Tymczasem otrzymaliśmy pokaz politycznego pieniactwa i hipokryzji. przyznawano, że minister Cimoszewicz mało do SLD pasuje, ale przecież nikt z Sojuszu nie ma dziś moralnego prawa sprawować żadnej funkcji, mówił na przykład przedstawiciel partii, której innego przedstawiciela Cimoszewicz, jeszcze jako premier, pogonił z rządu za sprawę mocno aferalną. Zdanie o braku prawa moralnego zabrzmiało wyjątkowo nieprzyzwoicie, ale przedstawiciel partii jakoś tej nieprzyzwoitości zdawał się nie dostrzegać. prostu stanął w szeregu Katonów osądzających, choć jego ugrupowanie łasną przeszłość sądzi mało chętnie.

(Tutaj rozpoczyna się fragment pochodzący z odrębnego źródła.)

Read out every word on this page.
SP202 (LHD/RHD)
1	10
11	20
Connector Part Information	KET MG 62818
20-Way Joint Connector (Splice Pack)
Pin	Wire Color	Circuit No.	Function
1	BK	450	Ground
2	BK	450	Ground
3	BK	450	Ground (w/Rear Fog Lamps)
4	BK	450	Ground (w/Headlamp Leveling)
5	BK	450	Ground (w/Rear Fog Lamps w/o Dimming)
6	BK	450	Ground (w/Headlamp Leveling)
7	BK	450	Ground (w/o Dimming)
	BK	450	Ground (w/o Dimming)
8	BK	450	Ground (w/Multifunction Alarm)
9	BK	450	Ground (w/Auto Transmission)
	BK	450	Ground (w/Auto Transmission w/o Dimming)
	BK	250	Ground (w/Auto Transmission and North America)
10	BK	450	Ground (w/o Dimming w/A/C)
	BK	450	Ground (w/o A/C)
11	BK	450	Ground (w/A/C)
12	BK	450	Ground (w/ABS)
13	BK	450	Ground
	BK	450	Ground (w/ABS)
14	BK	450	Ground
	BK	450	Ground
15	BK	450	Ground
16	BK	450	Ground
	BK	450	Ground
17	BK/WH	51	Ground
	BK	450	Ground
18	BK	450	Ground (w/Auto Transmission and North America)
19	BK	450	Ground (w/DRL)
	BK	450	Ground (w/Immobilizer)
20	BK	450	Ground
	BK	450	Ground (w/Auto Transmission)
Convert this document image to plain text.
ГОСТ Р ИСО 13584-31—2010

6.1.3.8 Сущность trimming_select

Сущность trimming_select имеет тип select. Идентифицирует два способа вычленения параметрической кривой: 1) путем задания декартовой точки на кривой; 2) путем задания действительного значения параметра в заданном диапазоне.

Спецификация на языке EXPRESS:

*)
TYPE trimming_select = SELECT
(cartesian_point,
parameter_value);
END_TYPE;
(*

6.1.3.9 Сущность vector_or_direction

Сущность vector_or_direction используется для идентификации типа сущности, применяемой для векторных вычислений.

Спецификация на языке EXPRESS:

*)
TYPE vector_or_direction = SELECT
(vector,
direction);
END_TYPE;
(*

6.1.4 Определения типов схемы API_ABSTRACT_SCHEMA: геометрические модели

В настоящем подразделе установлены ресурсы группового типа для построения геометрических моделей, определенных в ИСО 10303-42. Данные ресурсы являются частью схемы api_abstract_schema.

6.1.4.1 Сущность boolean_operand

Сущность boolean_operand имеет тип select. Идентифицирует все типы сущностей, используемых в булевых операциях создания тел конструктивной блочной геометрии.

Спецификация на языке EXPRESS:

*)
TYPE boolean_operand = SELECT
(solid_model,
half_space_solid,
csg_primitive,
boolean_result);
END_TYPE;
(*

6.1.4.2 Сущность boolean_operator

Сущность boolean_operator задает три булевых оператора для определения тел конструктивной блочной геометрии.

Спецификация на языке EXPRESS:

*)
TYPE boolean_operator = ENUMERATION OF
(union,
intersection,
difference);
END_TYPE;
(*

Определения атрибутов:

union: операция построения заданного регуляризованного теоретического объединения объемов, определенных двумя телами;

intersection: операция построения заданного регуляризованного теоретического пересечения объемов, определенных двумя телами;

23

Inny przedstawiciel dużej partii mówił o honorze. Oto jest tyle ważnych spraw w polityce zagranicznej, że honor powinien Cimoszewiczowi nakazać trwać na stanowisku ministra. Trwać i oczywiście naprawiać błędy, które w polityce zagranicznej popełnił ów partyjny miłośnik honoru, gdy walczył z projektem europejskiego traktatu konstytucyjnego. Jeszcze inni bali się, że Cimoszewicz z marszałka od razu pomknie do prezydentury, a tu przecież kandydatów z małymi szansami jest bez liku. Tłok wielki i jeszcze jeden konkurent miałby przybyć? Jeszcze inni twierdzili, że kandydat w MSZ otoczył się agentami i oni nie pozwolą na przesiedlenie agentów do Sejmu.
Po prostu ręce opadają. Co argument to bardziej kompromitujący tych, którzy go wygłaszali. Na dodatek z pełną powagą, jakby nie zdając sobie sprawy z tego jak bardzo byli śmieszni. Doszło do tego, że opozycja wolałaby marszałka Zycha oczywiście w przekonaniu, że będzie jej bardziej powolny. I tak Zych w oczach opozycji zyskał osobowość, której Cimoszewiczowi odmówiono! Oczywiście można byłoby się z tej ogólnej konfuzji pośmiać - kandydatura Cimoszewicza niewątpliwie wpędziła opozycję w konfuzję, gdyż trzeba się było mocno nagimnastykować, by jakieś poważniejsze działa wytoczyć - gdyby nie to, że raz jeszcze okazało się, iż jakiekolwiek porozumienia, nawet w sprawie wydawałoby się oczywistej, nie są w Polsce możliwe, ponieważ wszystko jest grą i walką. Tak bardzo bezwzględną, że nawet tych zalet, o których mówi się po cichu, publicznie odmawia się kandydatowi, jeżeli tylko cel polityczny podpowiada, żeby jednak próbować bić się, a raczej bić każdego z innego politycznego obozu.
Wprawdzie nie bardzo wiadomo, jaki cel polityczny mogła osiągnąć opozycja poniewierając Cimoszewiczem, ale na wszelki wypadek poniewierała. Jeżeli był to strach, że on jeden odbuduje notowania SLD, z którym się zresztą raczej mało utożsamia, to znaczy, że opozycja, która już przecież świętuje przejęcie władzy, czuje się mało pewnie. Jeżeli poniewierała dla zasady, że każdym z SLD poniewierać trzeba, to robiła niemądrze. Opinia publiczna wysłała już niejeden sygnał, że nie oczekuje ciągłych awantur, że w polityce wcale nie ceni nadmiernej kłótliwości i nieustannego pieniactwa. Że chce w polityce więcej rozsądku, umiaru i współpracy. Ta wiedza słabo jednak dociera do polityków, którzy bez głośnego konfliktu tygodnia przeżyć nie potrafią.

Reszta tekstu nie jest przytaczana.